When Joy Feels Far Off, Purim Is an Invitation

March 13, 2025

By Amram Altzman

There is not just one story of Purim, but one of the many stories of Purim that is resonating with me this year is the story of the rapid shift from “אבל גדול ליהודים, צום ובכי ומספד/Great mourning for the Jews; as well as fasting, crying, and eulogies” (Esther 4:3) when the Jews of the Persian Empire find out about their impending genocide to “ליהודים היתה אורה ושמחה וששון ויקר/and for the Jews, there was light, happiness, rejoice, and jubilation” (Esther 8:16) when they find out Haman’s evil decree was overturned by Mordecai and Esther.

Purim is, among other things, the story of a rapid dissolving of norms and impending extreme danger, of the incredibly quick change that can happen when people in power seek to harm marginalized groups to what communal protection, aid, and liberation can look like. That liberation can be slow, but it can also come just as quickly as despair and oppression can, and often does, come. At a time right now, when it feels like the rapid descent to fascism has been dizzyingly quick — there were many signs and slow changes, and then so much has happened in the last two months. Purim is that story, but it is also the story of the ways that brave, courageous people mourned, but also refused to despair. We know the story of Mordecai and Esther, but I also need to have enough faith in our ancestors to believe that there were so many other Jews whose names have long been forgotten to history who did things, big and small, to stand up to Haman’s fascism (to be anachronistic for a moment) and Achashverosh’s willingness to be party to his advisors’ every whim.

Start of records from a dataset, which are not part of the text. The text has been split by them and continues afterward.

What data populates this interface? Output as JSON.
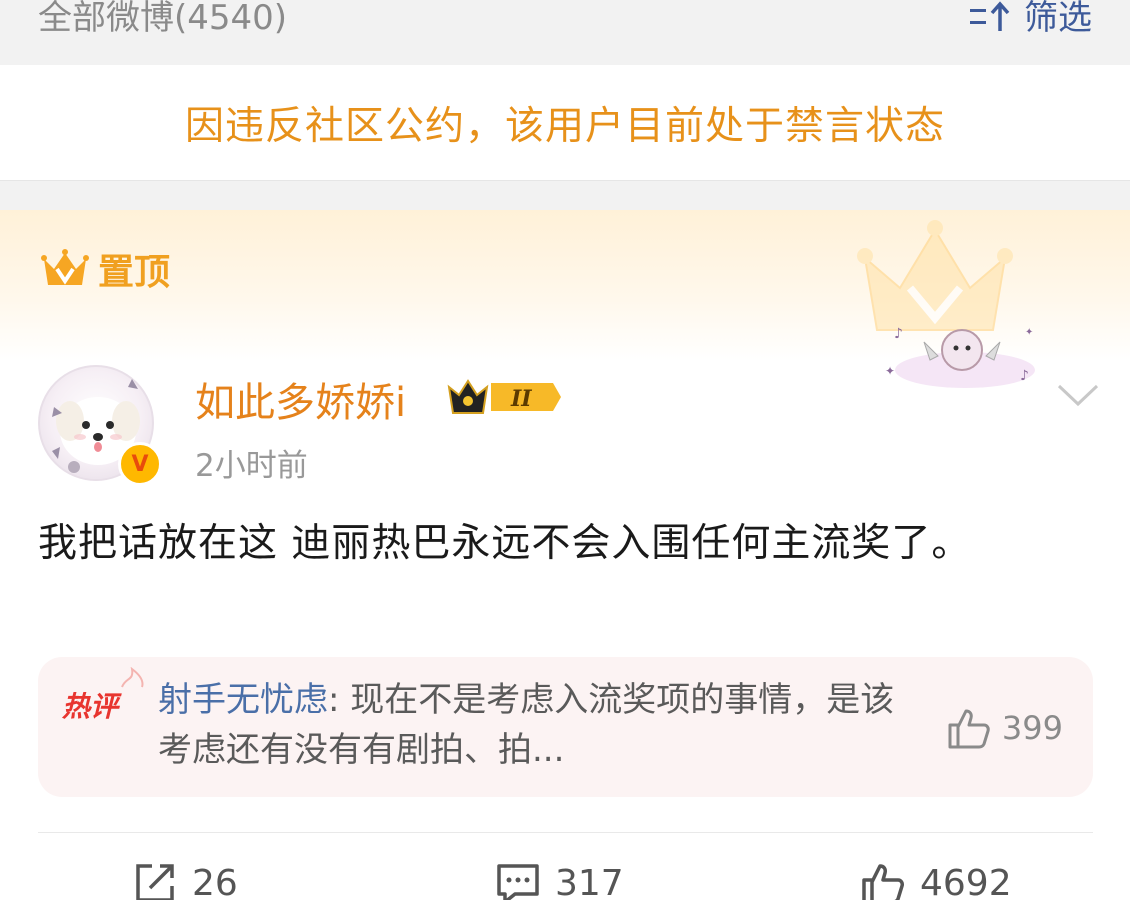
{
  "header": {
    "weibo_count_label": "全部微博(4540)",
    "filter_label": "筛选",
    "filter_icon": "sort-arrow-icon"
  },
  "notice": {
    "text": "因违反社区公约，该用户目前处于禁言状态"
  },
  "post": {
    "pinned_label": "置顶",
    "user": {
      "name": "如此多娇娇i",
      "time": "2小时前",
      "verified_mark": "V",
      "member_badge": "II"
    },
    "content": "我把话放在这 迪丽热巴永远不会入围任何主流奖了。",
    "hot_comment": {
      "tag": "热评",
      "user": "射手无忧虑",
      "separator": ":",
      "text": " 现在不是考虑入流奖项的事情，是该考虑还有没有有剧拍、拍...",
      "likes": "399"
    },
    "actions": {
      "repost_count": "26",
      "comment_count": "317",
      "like_count": "4692"
    }
  },
  "colors": {
    "accent_orange": "#e5821b",
    "notice_orange": "#e7911a",
    "link_blue": "#4a6fa8",
    "hot_red": "#e8352f"
  }
}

At a time when our world feels almost irreparably broken, when liberation and the joy it brings feels impossibly far off, Purim is a celebration and a reminder of the fact that liberation one day will come, and that it might come just as quickly as we have descended into the current position in which we now find ourselves. Even if we are stuck in mourning and despair, Purim is an invitation to find joy in the ways that liberation can come.

One moment in Megillat Esther is sticking out to me this year. The Megillah that we read is, self-referentially the igeret, the proclamation that Mordecai and Esther wrote at the end of the Purim story. In Esther 9, we read that this igeret is “דברי שלום ואמת/words of peace and truth” (Esther 9:29). The Jewish community — certainly in Shushan, if not in many other parts of the Persian Empire — knew about Mordecai and his high ranking position in the court of the Persian emperor. But they had no idea about what Esther’s role in the story was until they read the igeret, which becomes the story that we read every year. Liberation will come about from the actions of people we know are doing that important work right now, but we will also not know about the actions and the full extent of the people who are doing things, big and small, publicly and behind closed doors, to bring about the joy, light, and liberation that the Purim story reminds us will come. If nothing else, we should give ourselves a moment to rejoice at that reminder. Indeed, throughout the course of Jewish history, Purim becomes a model for just this — and Jewish communities across history celebrated their own communal Purim celebrations when they experienced deliverance from sudden danger and oppression. Jewish communities would write their own megillot to preserve their stories. We are here, today, because of their resistance to oppression and we are the stewards of their stories as we work to, one day, write our own. There is not just one Purim, but many — and we will, one day, have our own Purim after we emerge from this mess.

There is a famous quote, attributed to several different AIDS activists, that “we would bury our friends in the morning; protest in the afternoon; and dance all night.” Indeed, people said, it was the dancing all night that gave everyone the strength and resilience to continue the fight against a government which sought our community harm and death. Purim is a chance to dance all night, to give ourselves permission to, even for just a day, imagine a world that will be rapidly liberated by actions big and small, so that we might give ourselves the strength to continue to work toward the world that we know we all deserve.